Recruitment is often at the top of a CDO’s agenda, and firms need to consider their traditional sources and strategies for acquiring new talent. “What are the business schools, law schools or undergraduate programs where you recruit? Some firms might be very deliberate in their attempts to pull from schools in their backyard, but there can be a risk to that. One risk is ethnocentricity, if you happen to live in a community that is not diversified,” Connor said.

 

Consider recruitment alternatives

There is growing competition to recruit top college graduates from under-represented populations. With that in mind, firms might want to foster new channels for recruiting and developing candidates. Branded college internships and training programs are a common alternative that can serve as a tool to help identify top potential candidates. But some work, such as information security, requires targeted skills that could open the door to candidates outside of college with technical certifications or veterans with military training. “Look for particular elements of your services where the requirements are more about on-the-job experience,” Connor advised. Some firms have proactively begun spotting talent and establishing brand awareness very early. “We’re already seeing a lot of programs that are reaching for kids in high school, beginning to introduce brands very early and saying, ‘If you’re thinking about prelaw or another consultancy field in college, we want to stay in touch.’” This early connection can have a big impact – both in building brand loyalty and in strengthening a student’s vision of the future.

 

Develop leaders

“It’s not just hiring a diverse range of candidates – it’s also putting the right structure in place, from hiring to education of all employees,” Denham said. This structure can include broad awareness initiatives, affinity and ally-based resource groups that include executives for awareness and skill development mentors to help provide employees with a clear career path that has stewards along the way. “If you don’t have women at the top of your organization, then women at the bottom of your organization might look up and say, ‘This isn’t a place where I can achieve what I want to achieve,’” Denham said. And, while business partnerships can help address short-term risks, they are not a comprehensive long-term solution. “You have to understand where you have diversity, equity and inclusion gaps, and create a plan to remedy those gaps,” Denham said.

“What you’re really doing there is risk-mitigating your pipeline,” Connor said. “You’re adding more volume contextually over a longer period of time, and building the stickiness to your brand through the brand awareness.”



Create your path forward

 

Above all, firms must be honest about where they are and what they are doing, and they must communicate both internally and externally. “Bringing your own evolution into the daylight is important. I think it demonstrates trust and it demonstrates strategy,” Connor said.

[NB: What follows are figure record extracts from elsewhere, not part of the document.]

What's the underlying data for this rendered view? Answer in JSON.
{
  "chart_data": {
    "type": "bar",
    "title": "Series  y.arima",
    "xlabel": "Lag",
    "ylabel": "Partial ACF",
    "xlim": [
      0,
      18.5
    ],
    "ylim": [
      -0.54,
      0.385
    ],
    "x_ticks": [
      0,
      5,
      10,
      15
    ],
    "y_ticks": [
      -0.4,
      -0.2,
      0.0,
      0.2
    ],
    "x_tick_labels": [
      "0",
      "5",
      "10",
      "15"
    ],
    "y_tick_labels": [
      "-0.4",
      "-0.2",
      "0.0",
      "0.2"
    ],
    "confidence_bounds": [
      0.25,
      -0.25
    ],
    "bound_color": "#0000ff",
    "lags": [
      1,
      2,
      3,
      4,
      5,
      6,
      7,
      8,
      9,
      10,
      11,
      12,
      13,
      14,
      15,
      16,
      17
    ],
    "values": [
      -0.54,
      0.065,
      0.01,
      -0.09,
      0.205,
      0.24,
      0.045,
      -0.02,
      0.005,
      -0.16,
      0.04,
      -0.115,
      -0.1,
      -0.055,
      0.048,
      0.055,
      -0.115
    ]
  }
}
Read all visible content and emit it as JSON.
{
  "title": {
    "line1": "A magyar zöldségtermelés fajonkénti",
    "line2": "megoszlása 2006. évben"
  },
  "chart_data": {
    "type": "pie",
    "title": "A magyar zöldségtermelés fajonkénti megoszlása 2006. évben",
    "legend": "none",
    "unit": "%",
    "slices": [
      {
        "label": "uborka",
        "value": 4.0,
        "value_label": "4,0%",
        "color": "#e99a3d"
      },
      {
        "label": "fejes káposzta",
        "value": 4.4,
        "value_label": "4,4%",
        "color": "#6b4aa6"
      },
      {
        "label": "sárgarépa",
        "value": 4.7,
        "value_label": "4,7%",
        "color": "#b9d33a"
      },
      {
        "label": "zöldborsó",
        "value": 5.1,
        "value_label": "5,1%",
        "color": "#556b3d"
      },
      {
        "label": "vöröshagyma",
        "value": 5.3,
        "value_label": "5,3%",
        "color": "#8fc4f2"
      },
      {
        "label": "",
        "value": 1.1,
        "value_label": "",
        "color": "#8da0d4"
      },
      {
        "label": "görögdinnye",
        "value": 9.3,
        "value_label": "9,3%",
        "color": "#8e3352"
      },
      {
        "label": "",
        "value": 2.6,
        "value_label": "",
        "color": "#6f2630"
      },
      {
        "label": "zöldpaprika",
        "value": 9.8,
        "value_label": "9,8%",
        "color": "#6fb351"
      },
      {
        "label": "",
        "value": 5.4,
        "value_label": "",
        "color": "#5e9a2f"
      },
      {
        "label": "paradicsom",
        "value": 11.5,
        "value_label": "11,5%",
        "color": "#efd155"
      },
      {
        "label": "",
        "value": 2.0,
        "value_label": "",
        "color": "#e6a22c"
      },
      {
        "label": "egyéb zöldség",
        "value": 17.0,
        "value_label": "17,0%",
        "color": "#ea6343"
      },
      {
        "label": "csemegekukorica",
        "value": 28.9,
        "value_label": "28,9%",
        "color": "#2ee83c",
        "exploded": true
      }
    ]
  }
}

“What some organizations have done wrong is to just keep their heads down and not acknowledge what’s happening outside their business model,” Connor said. “And so, after traumatic events, there’s not a discussion happening. If there’s not a pause, to check in with employees and acknowledge that they might be feeling the impacts in a pretty painful and disruptive way, you might be impairing your culture.”
 

“I think really good organizations are, number one, recognizing the issue,” Denham said. “They might not have the answer, but they are recognizing the issue.” DE&I issues can be challenging and time-consuming to address, but they are critical.

“When we work with executives who are concerned with implementing their business models, hitting targets, growing business and anticipating blind spots, their workforce strategy is at the center of that,” Connor said. “The people you have, what they’re doing and how they help you retain, expand and gain new customers determines your success.”